O elevador social ainda funciona?

🗓️ 2026-08-21 📁 business-finance 📝 ⏱️ 👁️ : -

Os números da primeira fase do Concurso Nacional de Acesso ao Ensino Superior mostram que os jovens e as famílias continuam a olhar para o Ensino Superior como um instrumento de qualificação, de criação de oportunidades e de mobilidade social.

Num tempo em que tantas vezes se questiona o valor de uma formação superior, esta é uma boa notícia para o país. Não há outra leitura possível para um aumento de 21,8%, face aos números registados no ano anterior. Aliás, estamos perante um dos números mais elevados das últimas três décadas. O que é notável, tendo em conta o contexto em que estes resultados foram conseguidos.

Como sabemos, a época de exames ficou marcada por constrangimentos que não podem ser ignorados. A introdução da classificação digital das provas foi acompanhada por problemas de digitalização, erros nas classificações e sucessivas correções, criando incerteza junto de milhares de alunos e das suas famílias. O elevado número de pedidos de reapreciação tornou ainda mais evidente a pressão colocada sobre todo o processo. E acabou por ser necessário criar uma época extraordinária de exames, no início de setembro, para assegurar que os estudantes afetados não fossem prejudicados no acesso ao Ensino Superior.

Mas, apesar de tudo isto, os estudantes não desistiram. Candidataram-se em números que há muitos anos não víamos. E esta crença na importância do Ensino Superior merece uma resposta à altura, porque conseguir uma vaga não significa conseguir frequentar um curso.

Todos os anos, como é normal, há milhares de estudantes que são colocados longe da sua residência familiar. Para esses estudantes, ser colocado comporta o desafio de encontrar um lugar para viver. E é aqui que o entusiasmo dos números divulgados relativamente às colocações no Ensino Superior colide com uma realidade bem menos positiva.

O Plano Nacional para o Alojamento no Ensino Superior (PNAES) representa o maior esforço realizado em décadas para aumentar a capacidade das residências estudantis. Existem novas residências em construção, outras foram reabilitadas e há novas camas a ser progressivamente disponibilizadas. É um investimento que deve ser reconhecido, mas também é preciso reconhecer aquilo que falta fazer.

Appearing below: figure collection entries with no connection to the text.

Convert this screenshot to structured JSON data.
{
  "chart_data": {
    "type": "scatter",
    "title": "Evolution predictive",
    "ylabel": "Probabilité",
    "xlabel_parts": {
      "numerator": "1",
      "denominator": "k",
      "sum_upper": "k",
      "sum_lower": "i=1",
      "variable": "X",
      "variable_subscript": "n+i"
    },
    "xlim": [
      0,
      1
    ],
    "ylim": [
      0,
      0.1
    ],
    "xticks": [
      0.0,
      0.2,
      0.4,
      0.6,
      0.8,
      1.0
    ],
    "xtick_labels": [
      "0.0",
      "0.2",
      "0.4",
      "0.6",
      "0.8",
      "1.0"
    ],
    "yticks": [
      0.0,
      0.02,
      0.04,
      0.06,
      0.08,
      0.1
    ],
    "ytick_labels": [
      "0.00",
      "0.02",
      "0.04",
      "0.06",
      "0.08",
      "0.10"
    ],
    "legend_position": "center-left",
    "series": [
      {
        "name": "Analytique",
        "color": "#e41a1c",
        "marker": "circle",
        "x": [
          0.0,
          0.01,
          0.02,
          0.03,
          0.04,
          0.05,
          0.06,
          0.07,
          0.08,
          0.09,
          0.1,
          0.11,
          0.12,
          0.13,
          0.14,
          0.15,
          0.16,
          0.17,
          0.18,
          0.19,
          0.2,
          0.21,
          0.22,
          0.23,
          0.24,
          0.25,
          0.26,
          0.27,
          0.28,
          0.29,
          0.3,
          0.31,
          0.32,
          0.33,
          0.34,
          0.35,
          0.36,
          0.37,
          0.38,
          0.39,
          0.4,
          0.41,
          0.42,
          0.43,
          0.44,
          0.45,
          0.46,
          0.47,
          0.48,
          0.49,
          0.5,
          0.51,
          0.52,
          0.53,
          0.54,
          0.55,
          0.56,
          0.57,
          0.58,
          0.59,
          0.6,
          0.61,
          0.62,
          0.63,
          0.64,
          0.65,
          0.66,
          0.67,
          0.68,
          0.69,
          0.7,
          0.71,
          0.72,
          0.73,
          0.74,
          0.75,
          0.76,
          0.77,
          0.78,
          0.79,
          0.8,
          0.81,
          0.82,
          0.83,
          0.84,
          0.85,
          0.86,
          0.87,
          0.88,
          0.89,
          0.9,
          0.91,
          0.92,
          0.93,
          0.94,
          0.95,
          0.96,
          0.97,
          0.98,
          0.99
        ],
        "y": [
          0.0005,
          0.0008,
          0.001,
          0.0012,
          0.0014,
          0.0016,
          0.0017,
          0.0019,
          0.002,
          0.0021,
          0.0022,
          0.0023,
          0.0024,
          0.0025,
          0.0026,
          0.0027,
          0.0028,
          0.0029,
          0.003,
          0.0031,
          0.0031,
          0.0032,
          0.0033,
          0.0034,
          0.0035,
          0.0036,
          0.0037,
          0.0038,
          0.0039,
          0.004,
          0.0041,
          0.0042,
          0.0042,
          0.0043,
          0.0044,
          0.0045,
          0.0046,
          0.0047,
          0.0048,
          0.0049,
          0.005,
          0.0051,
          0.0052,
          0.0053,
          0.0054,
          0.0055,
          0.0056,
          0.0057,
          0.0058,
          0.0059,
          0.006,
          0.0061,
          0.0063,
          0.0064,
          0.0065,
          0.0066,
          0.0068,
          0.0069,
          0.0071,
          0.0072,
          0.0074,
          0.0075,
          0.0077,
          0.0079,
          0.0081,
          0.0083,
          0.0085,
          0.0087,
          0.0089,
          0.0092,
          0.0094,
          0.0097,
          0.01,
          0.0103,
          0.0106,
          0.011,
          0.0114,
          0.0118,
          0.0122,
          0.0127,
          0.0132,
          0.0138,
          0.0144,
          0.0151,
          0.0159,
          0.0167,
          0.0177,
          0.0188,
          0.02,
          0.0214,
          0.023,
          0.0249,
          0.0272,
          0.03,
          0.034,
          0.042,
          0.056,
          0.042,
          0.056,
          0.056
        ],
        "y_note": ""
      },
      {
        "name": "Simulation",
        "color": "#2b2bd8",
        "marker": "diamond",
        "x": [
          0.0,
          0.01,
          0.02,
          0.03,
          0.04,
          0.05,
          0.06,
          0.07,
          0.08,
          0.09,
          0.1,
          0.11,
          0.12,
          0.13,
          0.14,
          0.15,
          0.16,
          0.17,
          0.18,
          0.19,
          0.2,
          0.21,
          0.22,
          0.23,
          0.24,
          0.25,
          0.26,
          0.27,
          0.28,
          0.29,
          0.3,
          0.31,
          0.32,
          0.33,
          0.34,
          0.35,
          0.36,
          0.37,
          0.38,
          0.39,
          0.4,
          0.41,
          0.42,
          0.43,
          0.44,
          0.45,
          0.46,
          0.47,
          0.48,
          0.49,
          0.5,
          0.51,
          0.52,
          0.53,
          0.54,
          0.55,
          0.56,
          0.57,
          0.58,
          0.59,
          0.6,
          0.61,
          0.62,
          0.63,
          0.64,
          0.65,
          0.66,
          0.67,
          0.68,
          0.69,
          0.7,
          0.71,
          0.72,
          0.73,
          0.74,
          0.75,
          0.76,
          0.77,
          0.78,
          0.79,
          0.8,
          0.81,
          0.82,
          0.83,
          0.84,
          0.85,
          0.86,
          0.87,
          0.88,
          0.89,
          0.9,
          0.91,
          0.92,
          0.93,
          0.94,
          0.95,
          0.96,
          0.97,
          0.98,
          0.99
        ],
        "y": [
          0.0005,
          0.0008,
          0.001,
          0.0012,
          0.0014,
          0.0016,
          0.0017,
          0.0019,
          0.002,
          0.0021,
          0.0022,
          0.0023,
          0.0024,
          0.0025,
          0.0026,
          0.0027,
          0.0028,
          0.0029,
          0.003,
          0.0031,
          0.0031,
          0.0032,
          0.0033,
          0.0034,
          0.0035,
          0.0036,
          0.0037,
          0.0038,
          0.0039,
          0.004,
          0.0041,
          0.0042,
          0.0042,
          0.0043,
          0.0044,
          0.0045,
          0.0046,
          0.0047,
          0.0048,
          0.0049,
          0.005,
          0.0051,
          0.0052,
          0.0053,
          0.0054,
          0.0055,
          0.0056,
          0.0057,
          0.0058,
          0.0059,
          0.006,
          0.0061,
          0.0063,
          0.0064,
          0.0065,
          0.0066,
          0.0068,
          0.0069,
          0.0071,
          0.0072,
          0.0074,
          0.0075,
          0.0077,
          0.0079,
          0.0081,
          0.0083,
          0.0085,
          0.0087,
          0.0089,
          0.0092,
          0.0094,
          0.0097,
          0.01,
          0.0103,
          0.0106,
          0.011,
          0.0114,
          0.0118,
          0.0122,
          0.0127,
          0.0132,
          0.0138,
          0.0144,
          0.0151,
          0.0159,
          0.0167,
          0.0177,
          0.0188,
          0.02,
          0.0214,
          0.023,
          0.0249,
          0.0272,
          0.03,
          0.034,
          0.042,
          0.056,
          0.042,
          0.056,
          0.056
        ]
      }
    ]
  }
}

Os números mais recentes, do início deste verão, mostram que das 18 758 camas previstas no âmbito do PNAES, apenas 5 014 estão disponíveis para os estudantes. Isto significa que pouco mais de um quarto da meta foi alcançado. E, portanto, à entrada do ano letivo 2026/2027, o plano continua longe de estar integralmente executado. Este atraso significa que muitos estudantes serão confrontados com um mercado privado de arrendamento onde os preços continuam a aumentar muito mais rapidamente do que os rendimentos das famílias.

E é aqui que o acesso ao Ensino Superior deixa de ser apenas uma questão educativa e passa a ser também uma questão social. Um estudante pode ter nota para entrar numa universidade no Porto, em Lisboa ou em Coimbra e, ainda assim, ser obrigado a percorrer dezenas de quilómetros por dia, ou mesmo a desistir, porque a família não consegue suportar os custos mensais de arrendar um quarto a várias centenas de euros. Quando isso acontece, a igualdade formal no acesso deixa de corresponder a uma verdadeira igualdade de oportunidades.

Por isso, o recorde de candidatos deve ser visto, simultaneamente, como uma conquista e como uma responsabilidade. É uma conquista porque demonstra que os jovens portugueses continuam a acreditar na educação e no conhecimento como instrumentos para melhorar as suas vidas. É uma responsabilidade porque cabe agora ao Estado garantir que as condições económicas não transformam essa ambição num privilégio reservado às famílias que conseguem suportá-la.

O elevador social ainda parece funcionar. Mas, para que assim continue, não podemos permitir que, depois de tantos jovens terem conseguido entrar nele, seja o preço de um quarto a decidir quem consegue chegar ao andar seguinte.